Lorelei currently supplies the ukulele backup but is working on guitar to give a fuller sound to the rhythm when the Garners perform as a duo. Jon and Lorelei are also working on incorporating more harmony vocals. “I’ve fronted bands for years, and as a lead singer you can take the vocal wherever you want,” Jon says. “You can’t do that when you’re doing harmonies. And when you’re doing harmonies your note has to be smaller.” Despite her extensive classical vocal training and work in musical theatre, Lorelei also has to rethink her approach to harmony when she’s singing in a jazz duo. “As a soprano, I always sang the melody, I have to think differently now,” she says.

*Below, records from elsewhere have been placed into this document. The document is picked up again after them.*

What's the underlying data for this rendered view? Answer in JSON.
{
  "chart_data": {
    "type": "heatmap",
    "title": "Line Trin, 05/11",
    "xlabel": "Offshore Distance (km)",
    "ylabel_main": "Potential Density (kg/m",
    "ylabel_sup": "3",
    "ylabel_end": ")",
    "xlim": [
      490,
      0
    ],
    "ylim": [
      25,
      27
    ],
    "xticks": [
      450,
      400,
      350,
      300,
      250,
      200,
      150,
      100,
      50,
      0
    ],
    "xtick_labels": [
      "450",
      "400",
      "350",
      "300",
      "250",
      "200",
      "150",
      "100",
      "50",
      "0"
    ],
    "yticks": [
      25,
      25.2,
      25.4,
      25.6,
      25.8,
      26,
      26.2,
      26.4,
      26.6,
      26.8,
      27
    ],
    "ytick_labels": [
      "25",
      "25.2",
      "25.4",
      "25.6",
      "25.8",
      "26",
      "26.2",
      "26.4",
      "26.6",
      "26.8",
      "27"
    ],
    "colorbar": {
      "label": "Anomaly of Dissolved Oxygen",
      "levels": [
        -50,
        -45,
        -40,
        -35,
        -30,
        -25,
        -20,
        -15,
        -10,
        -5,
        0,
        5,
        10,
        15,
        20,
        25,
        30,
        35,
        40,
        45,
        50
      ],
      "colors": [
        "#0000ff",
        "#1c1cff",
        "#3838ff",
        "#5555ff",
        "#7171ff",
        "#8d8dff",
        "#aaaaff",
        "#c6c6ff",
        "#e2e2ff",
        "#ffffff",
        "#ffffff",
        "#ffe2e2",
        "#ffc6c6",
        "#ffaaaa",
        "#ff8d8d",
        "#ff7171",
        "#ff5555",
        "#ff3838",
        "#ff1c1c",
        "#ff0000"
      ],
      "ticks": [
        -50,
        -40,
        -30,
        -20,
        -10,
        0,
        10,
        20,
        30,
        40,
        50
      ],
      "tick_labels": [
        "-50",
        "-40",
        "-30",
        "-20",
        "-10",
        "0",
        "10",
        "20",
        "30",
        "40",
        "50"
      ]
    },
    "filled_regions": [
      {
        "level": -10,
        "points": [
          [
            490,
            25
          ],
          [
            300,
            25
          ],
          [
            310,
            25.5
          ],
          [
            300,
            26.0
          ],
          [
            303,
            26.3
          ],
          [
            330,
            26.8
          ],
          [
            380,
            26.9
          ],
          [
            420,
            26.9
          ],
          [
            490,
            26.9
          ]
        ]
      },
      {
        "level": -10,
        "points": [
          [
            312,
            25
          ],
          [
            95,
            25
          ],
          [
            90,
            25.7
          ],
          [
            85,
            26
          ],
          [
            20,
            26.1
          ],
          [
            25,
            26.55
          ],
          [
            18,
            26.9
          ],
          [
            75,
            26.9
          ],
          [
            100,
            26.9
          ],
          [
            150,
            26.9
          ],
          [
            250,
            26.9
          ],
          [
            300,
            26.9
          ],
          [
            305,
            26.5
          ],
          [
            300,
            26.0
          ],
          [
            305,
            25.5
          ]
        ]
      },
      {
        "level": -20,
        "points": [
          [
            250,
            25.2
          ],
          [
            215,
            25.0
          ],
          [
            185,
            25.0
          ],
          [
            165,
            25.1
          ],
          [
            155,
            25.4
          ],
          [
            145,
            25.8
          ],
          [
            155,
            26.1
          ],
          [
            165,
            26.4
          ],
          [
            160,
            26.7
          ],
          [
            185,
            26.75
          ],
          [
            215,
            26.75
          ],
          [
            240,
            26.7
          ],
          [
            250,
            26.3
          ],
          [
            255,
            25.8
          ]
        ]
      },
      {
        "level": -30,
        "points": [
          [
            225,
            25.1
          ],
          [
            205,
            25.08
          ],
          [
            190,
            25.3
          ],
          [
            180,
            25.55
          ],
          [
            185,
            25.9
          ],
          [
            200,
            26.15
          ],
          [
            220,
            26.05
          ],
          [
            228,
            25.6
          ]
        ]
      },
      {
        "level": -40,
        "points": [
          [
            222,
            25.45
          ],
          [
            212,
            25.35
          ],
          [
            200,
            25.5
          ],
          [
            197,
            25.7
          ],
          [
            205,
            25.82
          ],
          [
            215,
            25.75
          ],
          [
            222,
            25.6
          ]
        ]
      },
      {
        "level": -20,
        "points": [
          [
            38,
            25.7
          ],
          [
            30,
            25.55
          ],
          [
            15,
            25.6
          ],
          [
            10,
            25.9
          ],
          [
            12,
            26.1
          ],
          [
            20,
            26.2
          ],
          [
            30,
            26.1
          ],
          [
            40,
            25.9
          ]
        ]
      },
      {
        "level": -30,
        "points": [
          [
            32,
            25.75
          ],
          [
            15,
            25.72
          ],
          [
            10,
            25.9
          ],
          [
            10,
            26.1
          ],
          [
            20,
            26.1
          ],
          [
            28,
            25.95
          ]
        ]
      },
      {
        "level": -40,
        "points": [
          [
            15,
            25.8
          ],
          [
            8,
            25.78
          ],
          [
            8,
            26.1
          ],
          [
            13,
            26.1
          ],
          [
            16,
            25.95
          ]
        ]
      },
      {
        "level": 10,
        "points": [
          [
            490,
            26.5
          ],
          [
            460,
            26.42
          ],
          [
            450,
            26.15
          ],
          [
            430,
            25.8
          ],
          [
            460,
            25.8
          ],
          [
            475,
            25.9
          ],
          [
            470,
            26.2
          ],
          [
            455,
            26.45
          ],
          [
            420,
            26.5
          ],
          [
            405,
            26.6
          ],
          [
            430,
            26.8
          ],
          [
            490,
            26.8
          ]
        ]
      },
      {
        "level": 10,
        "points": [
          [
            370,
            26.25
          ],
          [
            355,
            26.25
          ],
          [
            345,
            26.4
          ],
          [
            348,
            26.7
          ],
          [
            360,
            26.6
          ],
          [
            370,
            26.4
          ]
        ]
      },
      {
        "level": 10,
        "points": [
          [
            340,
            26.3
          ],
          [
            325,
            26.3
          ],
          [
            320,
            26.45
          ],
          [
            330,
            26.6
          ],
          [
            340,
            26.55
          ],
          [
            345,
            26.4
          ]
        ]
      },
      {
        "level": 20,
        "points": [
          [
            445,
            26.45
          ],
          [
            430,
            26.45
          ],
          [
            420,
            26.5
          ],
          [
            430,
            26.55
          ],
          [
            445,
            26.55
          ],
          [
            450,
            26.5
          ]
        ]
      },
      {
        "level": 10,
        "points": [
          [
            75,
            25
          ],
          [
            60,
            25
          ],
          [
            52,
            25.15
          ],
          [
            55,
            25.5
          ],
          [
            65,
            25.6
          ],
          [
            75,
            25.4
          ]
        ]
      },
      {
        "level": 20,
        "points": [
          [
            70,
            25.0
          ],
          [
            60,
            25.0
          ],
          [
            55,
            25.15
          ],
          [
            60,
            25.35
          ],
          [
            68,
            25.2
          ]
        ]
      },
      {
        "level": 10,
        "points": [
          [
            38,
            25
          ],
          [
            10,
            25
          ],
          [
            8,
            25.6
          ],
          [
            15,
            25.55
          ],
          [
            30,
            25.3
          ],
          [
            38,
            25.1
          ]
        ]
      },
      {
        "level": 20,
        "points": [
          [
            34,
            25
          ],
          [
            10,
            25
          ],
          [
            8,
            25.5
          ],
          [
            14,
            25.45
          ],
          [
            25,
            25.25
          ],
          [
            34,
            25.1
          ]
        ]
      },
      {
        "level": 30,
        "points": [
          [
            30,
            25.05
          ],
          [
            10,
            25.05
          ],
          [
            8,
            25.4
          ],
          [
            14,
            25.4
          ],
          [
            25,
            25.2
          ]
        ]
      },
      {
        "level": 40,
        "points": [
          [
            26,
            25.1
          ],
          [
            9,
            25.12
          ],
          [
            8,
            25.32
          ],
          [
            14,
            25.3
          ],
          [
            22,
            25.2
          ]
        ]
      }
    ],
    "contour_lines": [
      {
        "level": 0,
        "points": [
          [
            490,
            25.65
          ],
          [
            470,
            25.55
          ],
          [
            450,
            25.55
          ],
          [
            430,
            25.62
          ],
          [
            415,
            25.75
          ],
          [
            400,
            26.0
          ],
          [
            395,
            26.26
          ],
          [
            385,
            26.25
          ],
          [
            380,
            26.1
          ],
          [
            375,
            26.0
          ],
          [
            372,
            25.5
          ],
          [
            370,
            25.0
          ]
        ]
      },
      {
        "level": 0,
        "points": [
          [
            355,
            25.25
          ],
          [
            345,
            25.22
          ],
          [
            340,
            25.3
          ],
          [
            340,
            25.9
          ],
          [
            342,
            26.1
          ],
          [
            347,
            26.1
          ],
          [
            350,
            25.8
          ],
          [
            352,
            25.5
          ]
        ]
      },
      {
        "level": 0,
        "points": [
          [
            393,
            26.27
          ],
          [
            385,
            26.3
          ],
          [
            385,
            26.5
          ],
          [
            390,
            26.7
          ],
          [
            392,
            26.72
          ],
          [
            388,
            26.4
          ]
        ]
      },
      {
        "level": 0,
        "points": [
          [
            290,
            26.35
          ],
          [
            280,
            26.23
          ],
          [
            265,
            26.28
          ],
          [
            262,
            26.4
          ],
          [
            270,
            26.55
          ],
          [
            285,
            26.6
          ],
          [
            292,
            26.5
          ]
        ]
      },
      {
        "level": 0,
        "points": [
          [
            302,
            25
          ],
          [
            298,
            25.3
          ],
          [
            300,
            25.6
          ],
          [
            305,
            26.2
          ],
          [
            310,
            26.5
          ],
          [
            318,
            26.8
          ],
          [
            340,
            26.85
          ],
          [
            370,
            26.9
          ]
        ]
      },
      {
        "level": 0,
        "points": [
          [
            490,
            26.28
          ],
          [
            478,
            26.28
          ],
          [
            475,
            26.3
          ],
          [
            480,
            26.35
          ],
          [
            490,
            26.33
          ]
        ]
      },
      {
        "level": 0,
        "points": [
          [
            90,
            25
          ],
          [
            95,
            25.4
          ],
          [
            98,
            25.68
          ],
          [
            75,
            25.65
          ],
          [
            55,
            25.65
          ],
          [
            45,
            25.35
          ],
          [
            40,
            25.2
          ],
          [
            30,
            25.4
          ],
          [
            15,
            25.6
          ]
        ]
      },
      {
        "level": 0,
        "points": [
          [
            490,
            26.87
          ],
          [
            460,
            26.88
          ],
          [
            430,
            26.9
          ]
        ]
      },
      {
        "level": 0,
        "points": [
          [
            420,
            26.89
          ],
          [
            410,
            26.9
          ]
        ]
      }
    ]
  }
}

As was mentioned above, the bassist most often contributing the bottom end for the Garners is Paul Tillery. Jon and Paul have known each other since they were both students at SDSU. “I had been doing a lot of solo guitar gigs, and I’d gotten used to just doing things any way I wanted,” Jon says. “If I wanted to modulate to another key or change the feel of the tune, I’d just do it. Well, I called Paul in to play as a duo, and when I’d try these things, he was right there with me.”

Tillery does not shy away from a challenge and enjoys the distinctiveness of performing with the Garners. He explains, “First, there are a lot of chord changes that are different from regular jazz. I also like the lighter swing feel and the art form in general. And I like the trio setting of the band.”

There was a time when record LPs and compact disks and even cassettes dominated the thinking of musicians when it came to releasing music. Songs were written and arranged, studio time was booked, a bunch of tunes were recorded, and then the record company or musician released the package to the world. The Garners are taking a different approach, releasing a tune at a time.

With their new releases, Jon and Lorelei will be busy for quite some time. “We have a lot of tunes written,” Jon says. And the couple believes that folks will eagerly check out their streaming or downloading or however music is distributed these days. “Our music is smart but not pretentious,” Jon says. “It will make you feel good.”